Per i bresciani l’inizio della pandemia porta la data del 24 febbraio 2020, esattamente cinque anni fa. Il primo contagiato, quel lunedì, è un cinquantenne di Pontevico:viene ricoverato a Manerbio, il giorno dopo a risultare positiva è una ginecologa in servizio nello stesso ospedale. La prima vittima arriva sabato 29 febbraio. Cigole piange un 86enne: il virus infierisce sull’età e sulle patologie pregresse. Il primo marzo muore un 91enne di Orzinuovi. Gli anziani con problemi di salute sono i bersagli preferiti del Covid, che in poche settimane fa strage, dentro e fuori le Case di riposo. Orzinuovi, insieme a Montirone, diventa il paese martire: a marzo si contano centoventi morti. Ogni mattina sul tabellone davanti al municipio orceano si sovrappongono gli annunci mortuari. Il contagio si allarga sempre più velocemente, e con lui quella che è una vera e propria strage. Brescia è (con Bergamo) tra le città più colpite d’Italia.

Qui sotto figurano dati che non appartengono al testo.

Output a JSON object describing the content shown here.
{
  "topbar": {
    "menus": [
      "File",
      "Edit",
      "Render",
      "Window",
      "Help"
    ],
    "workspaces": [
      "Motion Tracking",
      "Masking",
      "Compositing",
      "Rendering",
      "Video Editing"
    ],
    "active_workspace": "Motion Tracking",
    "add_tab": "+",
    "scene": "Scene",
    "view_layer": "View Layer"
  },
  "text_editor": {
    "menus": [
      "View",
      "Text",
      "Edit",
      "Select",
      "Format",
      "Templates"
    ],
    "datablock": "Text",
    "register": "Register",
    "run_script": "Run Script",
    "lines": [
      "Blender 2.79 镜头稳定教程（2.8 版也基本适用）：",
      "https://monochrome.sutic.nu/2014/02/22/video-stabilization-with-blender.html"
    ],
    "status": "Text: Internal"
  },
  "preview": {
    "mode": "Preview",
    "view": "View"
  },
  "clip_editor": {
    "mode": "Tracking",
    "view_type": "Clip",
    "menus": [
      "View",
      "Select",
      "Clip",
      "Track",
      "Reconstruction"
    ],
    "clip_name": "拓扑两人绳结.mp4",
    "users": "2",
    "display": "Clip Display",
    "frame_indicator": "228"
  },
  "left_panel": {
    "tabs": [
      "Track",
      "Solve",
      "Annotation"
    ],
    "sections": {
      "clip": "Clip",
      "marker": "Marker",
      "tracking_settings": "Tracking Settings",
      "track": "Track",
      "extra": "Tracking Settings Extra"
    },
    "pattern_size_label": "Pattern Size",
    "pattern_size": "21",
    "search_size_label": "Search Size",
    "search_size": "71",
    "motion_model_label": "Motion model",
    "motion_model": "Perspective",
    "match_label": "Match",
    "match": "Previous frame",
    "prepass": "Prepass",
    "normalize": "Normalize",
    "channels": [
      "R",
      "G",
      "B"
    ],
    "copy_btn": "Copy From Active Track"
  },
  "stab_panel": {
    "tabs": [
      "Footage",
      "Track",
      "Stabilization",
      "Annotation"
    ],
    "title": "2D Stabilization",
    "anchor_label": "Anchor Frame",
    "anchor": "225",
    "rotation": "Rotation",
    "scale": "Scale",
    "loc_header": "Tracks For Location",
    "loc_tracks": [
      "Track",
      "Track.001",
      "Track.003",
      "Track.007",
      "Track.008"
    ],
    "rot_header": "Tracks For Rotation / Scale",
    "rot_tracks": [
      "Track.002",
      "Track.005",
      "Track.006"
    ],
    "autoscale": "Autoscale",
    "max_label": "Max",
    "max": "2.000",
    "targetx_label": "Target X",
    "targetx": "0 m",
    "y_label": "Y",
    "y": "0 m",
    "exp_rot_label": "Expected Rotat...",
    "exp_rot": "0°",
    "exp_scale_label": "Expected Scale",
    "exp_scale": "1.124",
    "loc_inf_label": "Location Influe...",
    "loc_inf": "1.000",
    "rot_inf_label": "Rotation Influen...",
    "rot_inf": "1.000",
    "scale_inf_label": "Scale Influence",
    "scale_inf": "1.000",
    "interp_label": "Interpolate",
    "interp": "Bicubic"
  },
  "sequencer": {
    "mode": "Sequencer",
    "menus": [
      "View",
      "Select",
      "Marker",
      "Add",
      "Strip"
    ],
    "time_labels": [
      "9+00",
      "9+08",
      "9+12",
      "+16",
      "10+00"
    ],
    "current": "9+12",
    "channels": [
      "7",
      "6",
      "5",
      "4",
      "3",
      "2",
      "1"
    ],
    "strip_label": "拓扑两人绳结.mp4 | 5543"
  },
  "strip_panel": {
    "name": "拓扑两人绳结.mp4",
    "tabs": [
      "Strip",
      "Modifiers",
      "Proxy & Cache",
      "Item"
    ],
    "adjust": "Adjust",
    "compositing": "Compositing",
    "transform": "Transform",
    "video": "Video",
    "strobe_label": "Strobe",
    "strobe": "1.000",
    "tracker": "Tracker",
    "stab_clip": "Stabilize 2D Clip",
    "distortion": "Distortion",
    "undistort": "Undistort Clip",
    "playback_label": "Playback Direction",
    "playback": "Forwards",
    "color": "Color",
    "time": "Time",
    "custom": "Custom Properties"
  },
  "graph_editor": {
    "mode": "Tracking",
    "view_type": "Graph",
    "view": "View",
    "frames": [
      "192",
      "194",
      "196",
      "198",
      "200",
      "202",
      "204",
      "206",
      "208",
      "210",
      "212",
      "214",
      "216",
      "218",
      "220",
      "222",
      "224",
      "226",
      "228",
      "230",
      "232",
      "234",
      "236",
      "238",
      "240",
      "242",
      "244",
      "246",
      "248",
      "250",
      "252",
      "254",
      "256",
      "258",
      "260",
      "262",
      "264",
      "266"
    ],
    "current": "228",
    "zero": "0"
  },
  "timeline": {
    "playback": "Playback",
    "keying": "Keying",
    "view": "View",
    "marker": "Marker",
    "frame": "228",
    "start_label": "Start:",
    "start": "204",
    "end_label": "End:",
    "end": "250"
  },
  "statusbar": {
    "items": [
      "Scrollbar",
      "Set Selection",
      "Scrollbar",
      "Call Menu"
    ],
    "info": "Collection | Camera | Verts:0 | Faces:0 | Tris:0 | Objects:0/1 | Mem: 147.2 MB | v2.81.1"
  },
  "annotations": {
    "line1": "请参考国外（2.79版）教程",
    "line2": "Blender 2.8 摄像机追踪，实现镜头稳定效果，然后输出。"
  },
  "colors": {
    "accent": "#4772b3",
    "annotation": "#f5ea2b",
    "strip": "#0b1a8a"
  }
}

I numeri parlano chiaro, e fotografano la tragedia nel suo devastante impatto; da inizio pandemia i contagiati bresciani sono stati oltre 524mila (quindi circa la metà), un numero altissimo quello dei morti: i decessi sono stati ben 5.677. Appunto una tragedia senza precedenti. Con il tempo abbiamo scoperto che i numeri dei decessi ufficiali per Covid sono lontani dalla realtà; l’analisi statistica della mortalità di quegli anni ci dirà che il dato reale delle croci nel Bresciano, per la pandemia, è di almeno il doppio. I numeri precisi non li sapremo mai, ma in fondo poco conta: non cambierebbero nulla di quanto è già scolpito nella memoria di tutti noi.

La speranza

Il 27 dicembre 2020 il primo vaccino nel Bresciano, un’infermiera. Poi pian piano, vaccino dopo vaccino, ecco la luce in fondo al tunnel. Ma un segno profondo è rimasto inciso nella memoria collettiva. Le sirene delle ambulanze, le bare accatastate in chiese e cimiteri, e il silenzio irreale delle città deserte del primo lockdown.

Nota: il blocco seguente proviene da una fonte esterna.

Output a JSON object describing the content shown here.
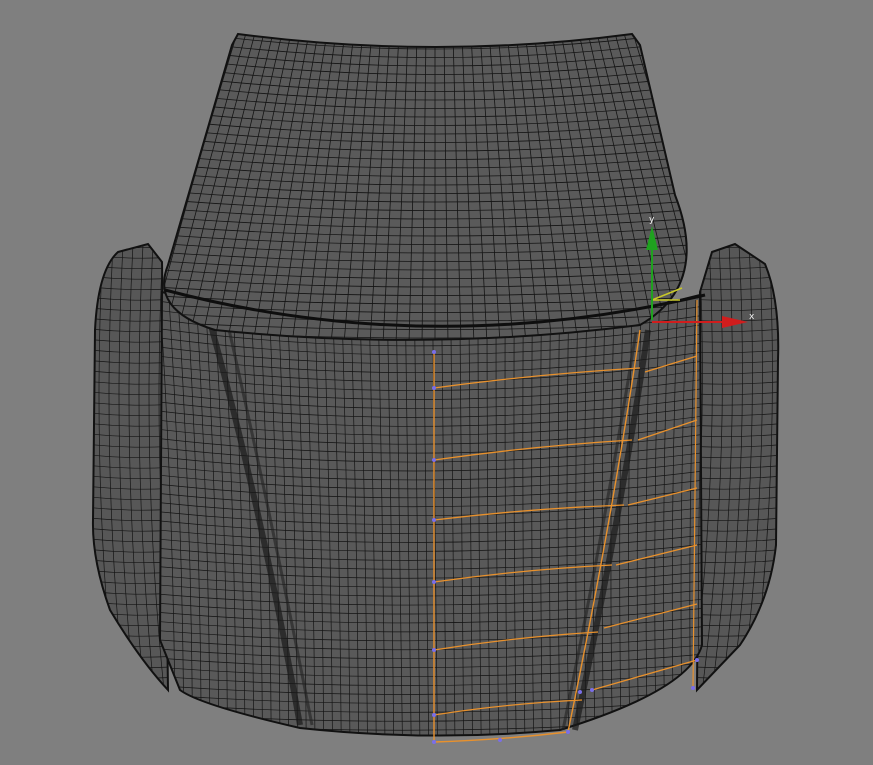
{
  "viewport": {
    "background": "#7f7f7f",
    "mode": "wireframe-on-shaded"
  },
  "model": {
    "shaded_color": "#585858",
    "wire_color": "#141414",
    "selection_color": "#e8912d",
    "vertex_color": "#7a6ee8"
  },
  "gizmo": {
    "x_label": "x",
    "y_label": "y",
    "x_color": "#d11d1d",
    "y_color": "#1fa21f",
    "z_color": "#c8c828"
  }
}
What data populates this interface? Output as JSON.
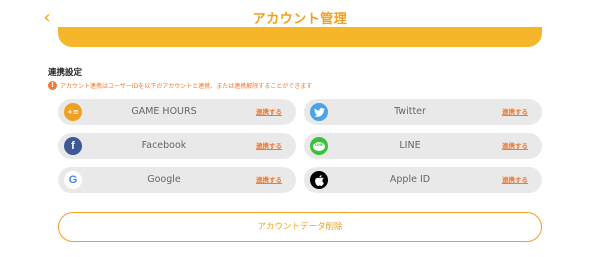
{
  "header": {
    "back_icon": "chevron-left-icon",
    "title": "アカウント管理"
  },
  "colors": {
    "accent": "#f0a020",
    "warning": "#ee7a33",
    "pill_bg": "#e9e9e9"
  },
  "section": {
    "title": "連携設定",
    "notice": "アカウント連携はユーザーIDを以下のアカウントと連携、または連携解除することができます"
  },
  "accounts": [
    {
      "name": "GAME HOURS",
      "action": "連携する",
      "icon": "game-hours-icon",
      "icon_text": "+≡"
    },
    {
      "name": "Twitter",
      "action": "連携する",
      "icon": "twitter-icon"
    },
    {
      "name": "Facebook",
      "action": "連携する",
      "icon": "facebook-icon",
      "icon_text": "f"
    },
    {
      "name": "LINE",
      "action": "連携する",
      "icon": "line-icon",
      "icon_text": "LINE"
    },
    {
      "name": "Google",
      "action": "連携する",
      "icon": "google-icon",
      "icon_text": "G"
    },
    {
      "name": "Apple ID",
      "action": "連携する",
      "icon": "apple-icon"
    }
  ],
  "delete_button": "アカウントデータ削除"
}
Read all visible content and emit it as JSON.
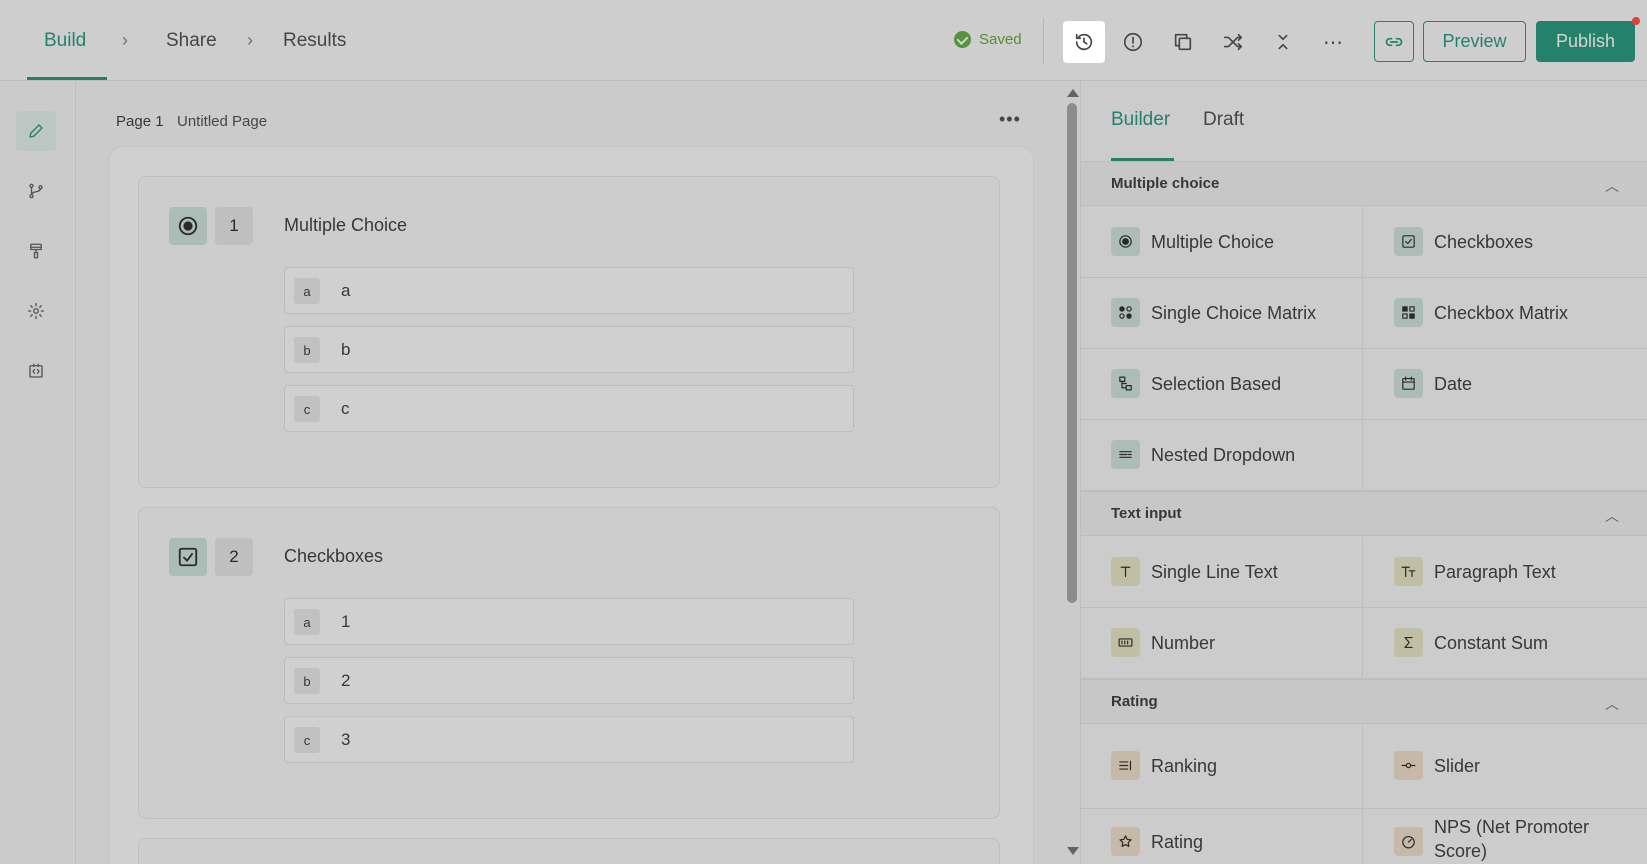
{
  "nav": {
    "build": "Build",
    "share": "Share",
    "results": "Results",
    "saved": "Saved",
    "preview": "Preview",
    "publish": "Publish",
    "more_icon": "⋯"
  },
  "canvas": {
    "page_label": "Page 1",
    "page_name": "Untitled Page",
    "more": "•••",
    "questions": [
      {
        "type_icon": "radio-icon",
        "number": "1",
        "title": "Multiple Choice",
        "options": [
          {
            "key": "a",
            "value": "a"
          },
          {
            "key": "b",
            "value": "b"
          },
          {
            "key": "c",
            "value": "c"
          }
        ]
      },
      {
        "type_icon": "checkbox-icon",
        "number": "2",
        "title": "Checkboxes",
        "options": [
          {
            "key": "a",
            "value": "1"
          },
          {
            "key": "b",
            "value": "2"
          },
          {
            "key": "c",
            "value": "3"
          }
        ]
      }
    ]
  },
  "panel": {
    "tabs": [
      "Builder",
      "Draft"
    ],
    "sections": [
      {
        "label": "Multiple choice",
        "items": [
          "Multiple Choice",
          "Checkboxes",
          "Single Choice Matrix",
          "Checkbox Matrix",
          "Selection Based",
          "Date",
          "Nested Dropdown"
        ]
      },
      {
        "label": "Text input",
        "items": [
          "Single Line Text",
          "Paragraph Text",
          "Number",
          "Constant Sum"
        ]
      },
      {
        "label": "Rating",
        "items": [
          "Ranking",
          "Slider",
          "Rating",
          "NPS (Net Promoter Score)"
        ]
      }
    ]
  },
  "colors": {
    "accent": "#2c9c83",
    "saved": "#6ab04c",
    "notification": "#e0403a"
  }
}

Il vescovo Tremolada benedice le bare dei morti per Covid, nella primavera del 2020 -Foto © www.giornaledibrescia.it
Il vescovo Tremolada benedice le bare dei morti per Covid, nella primavera del 2020 -Foto © www.giornaledibrescia.it

Suoni e immagini, cifra di anni che mai avremmo pensato di vivere, che mai avremmo voluto vivere. Ma in quei giorni abbiamo vissuto esperienze incredibili anche sul fronte del bene. La comunità bresciana ha infatti reso possibile quella straordinaria macchina di solidarietà che è stata AiutiAMObrescia. L’iniziativa è stata promossa dal Giornale di Brescia e dalla Fondazione della Comunità Bresciana ed ha coinvolto oltre 58.000 donatori, cittadini e aziende bresciane, che hanno permesso di raccogliere in poche settimane la somma di oltre 18 milioni di euro.

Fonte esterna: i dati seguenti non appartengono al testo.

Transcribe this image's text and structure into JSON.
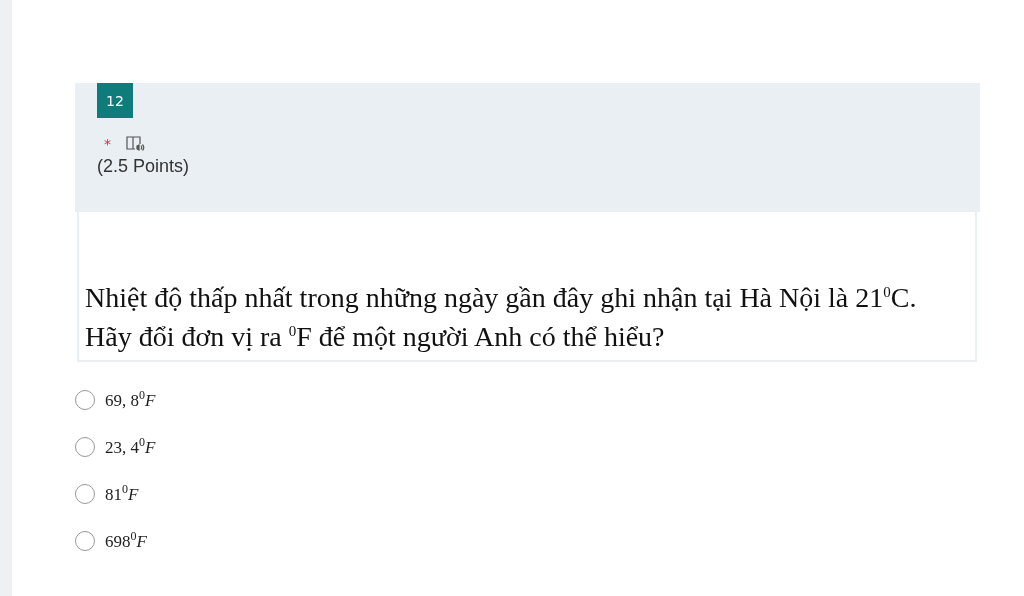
{
  "question": {
    "number": "12",
    "required_mark": "*",
    "points": "(2.5 Points)",
    "text": "Nhiệt độ thấp nhất trong những ngày gần đây ghi nhận tại Hà Nội là 21$^{0}$C. Hãy đổi đơn vị ra $^{0}$F để một người Anh có thể hiểu?"
  },
  "options": [
    {
      "label": "69, 8$^{0}$*F*",
      "selected": false
    },
    {
      "label": "23, 4$^{0}$*F*",
      "selected": false
    },
    {
      "label": "81$^{0}$*F*",
      "selected": false
    },
    {
      "label": "698$^{0}$*F*",
      "selected": false
    }
  ]
}
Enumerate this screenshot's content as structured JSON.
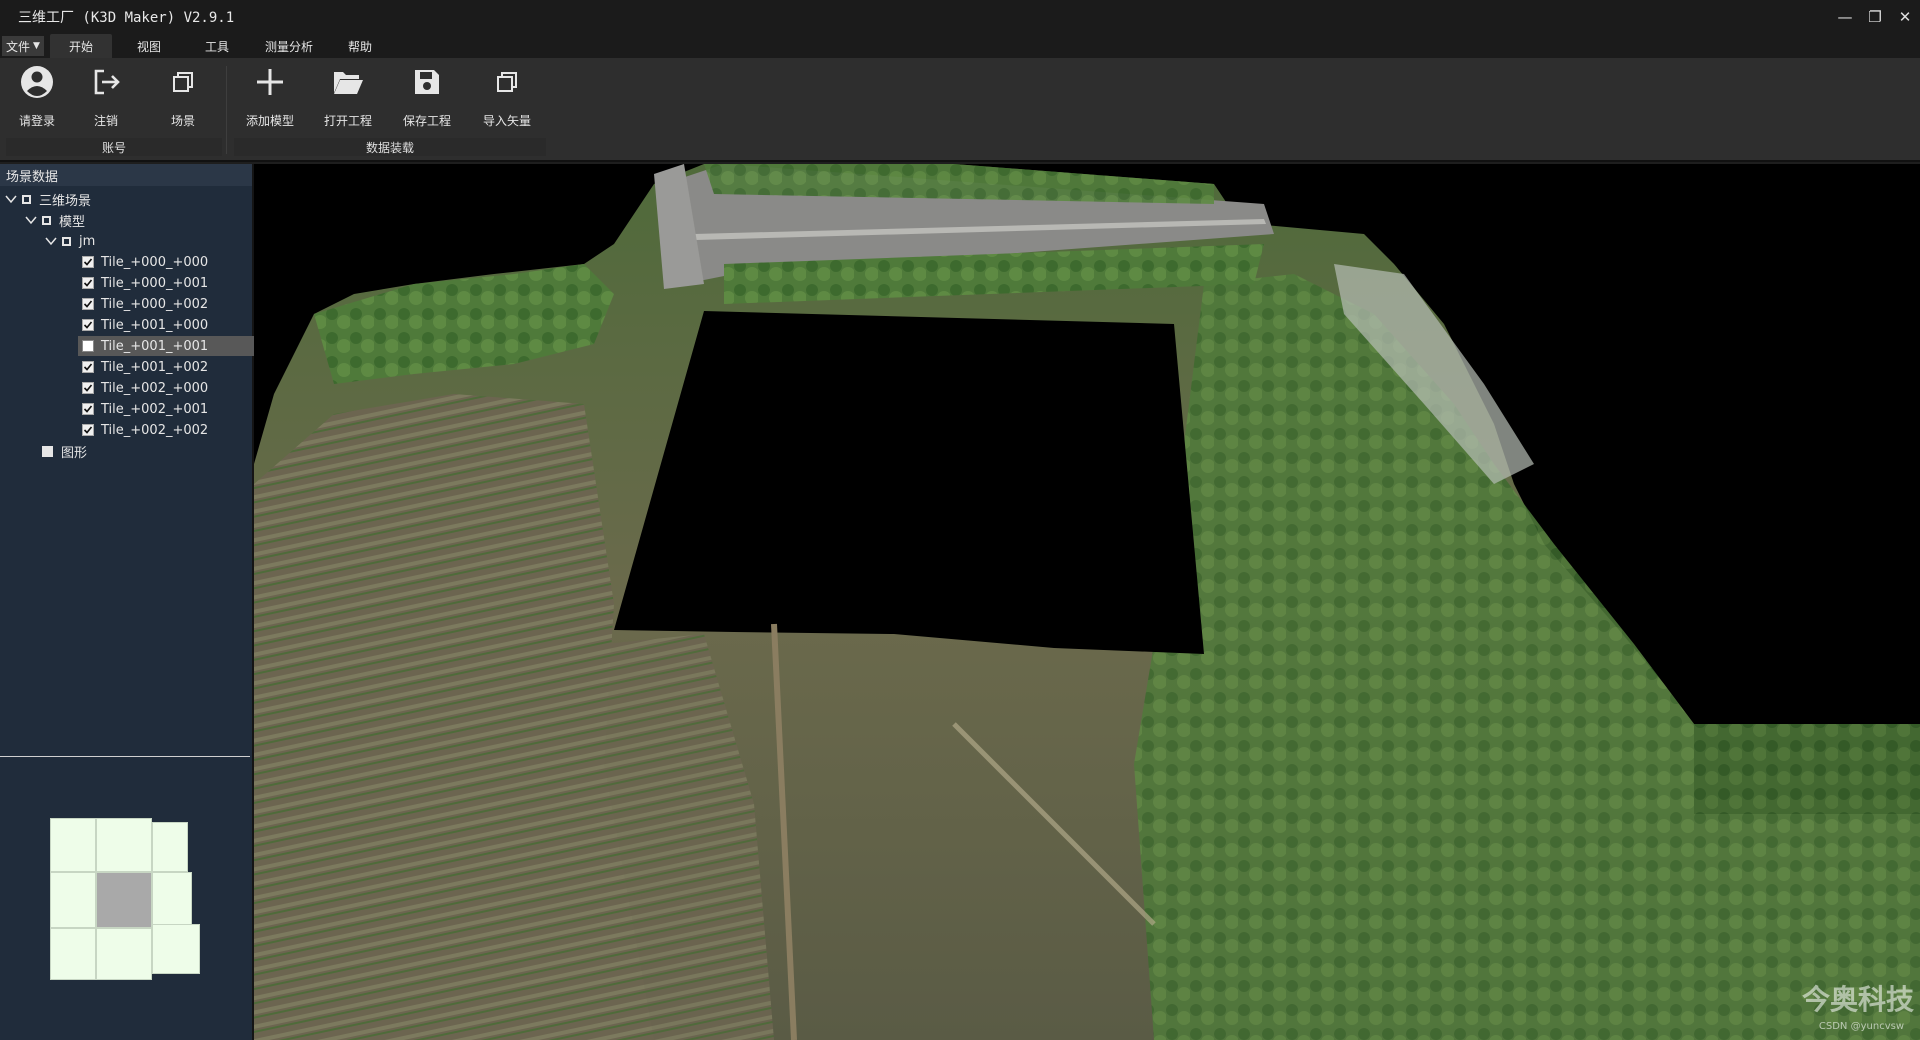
{
  "app": {
    "title": "三维工厂 (K3D Maker) V2.9.1"
  },
  "window_controls": {
    "minimize": "—",
    "restore": "❐",
    "close": "✕"
  },
  "menu": {
    "file": "文件",
    "tabs": [
      {
        "label": "开始",
        "active": true
      },
      {
        "label": "视图"
      },
      {
        "label": "工具"
      },
      {
        "label": "测量分析"
      },
      {
        "label": "帮助"
      }
    ]
  },
  "ribbon": {
    "buttons": [
      {
        "label": "请登录",
        "icon": "user-icon"
      },
      {
        "label": "注销",
        "icon": "logout-icon"
      },
      {
        "label": "场景",
        "icon": "copy-icon"
      },
      {
        "label": "添加模型",
        "icon": "plus-icon"
      },
      {
        "label": "打开工程",
        "icon": "folder-open-icon"
      },
      {
        "label": "保存工程",
        "icon": "save-icon"
      },
      {
        "label": "导入矢量",
        "icon": "copy-icon"
      }
    ],
    "groups": [
      {
        "label": "账号"
      },
      {
        "label": "数据装载"
      }
    ]
  },
  "scene_panel": {
    "title": "场景数据",
    "tree": {
      "root": "三维场景",
      "model": "模型",
      "jm": "jm",
      "tiles": [
        {
          "label": "Tile_+000_+000",
          "checked": true
        },
        {
          "label": "Tile_+000_+001",
          "checked": true
        },
        {
          "label": "Tile_+000_+002",
          "checked": true
        },
        {
          "label": "Tile_+001_+000",
          "checked": true
        },
        {
          "label": "Tile_+001_+001",
          "checked": false
        },
        {
          "label": "Tile_+001_+002",
          "checked": true
        },
        {
          "label": "Tile_+002_+000",
          "checked": true
        },
        {
          "label": "Tile_+002_+001",
          "checked": true
        },
        {
          "label": "Tile_+002_+002",
          "checked": true
        }
      ],
      "shapes": "图形"
    }
  },
  "watermark": {
    "brand": "今奥科技",
    "credit": "CSDN @yuncvsw"
  },
  "colors": {
    "panel_bg": "#202c3b",
    "ribbon_bg": "#2e2e2e",
    "tile_on": "#eefde9",
    "tile_off": "#a9a9a9"
  }
}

Il denaro a disposizione è stato utilizzato per rispondere ai bisogni degli ospedali (con mascherine e respiratori), poi delle realtà socio-sanitarie, delle associazioni di trasporto sanitario e dei medici di medicina generale, fino a rendere possibile la creazione di centri di vaccinazione, con procedure molto più snelle e veloci di quelle istituzionali e con un’attenzione a tutto il territorio. La luce della speranza.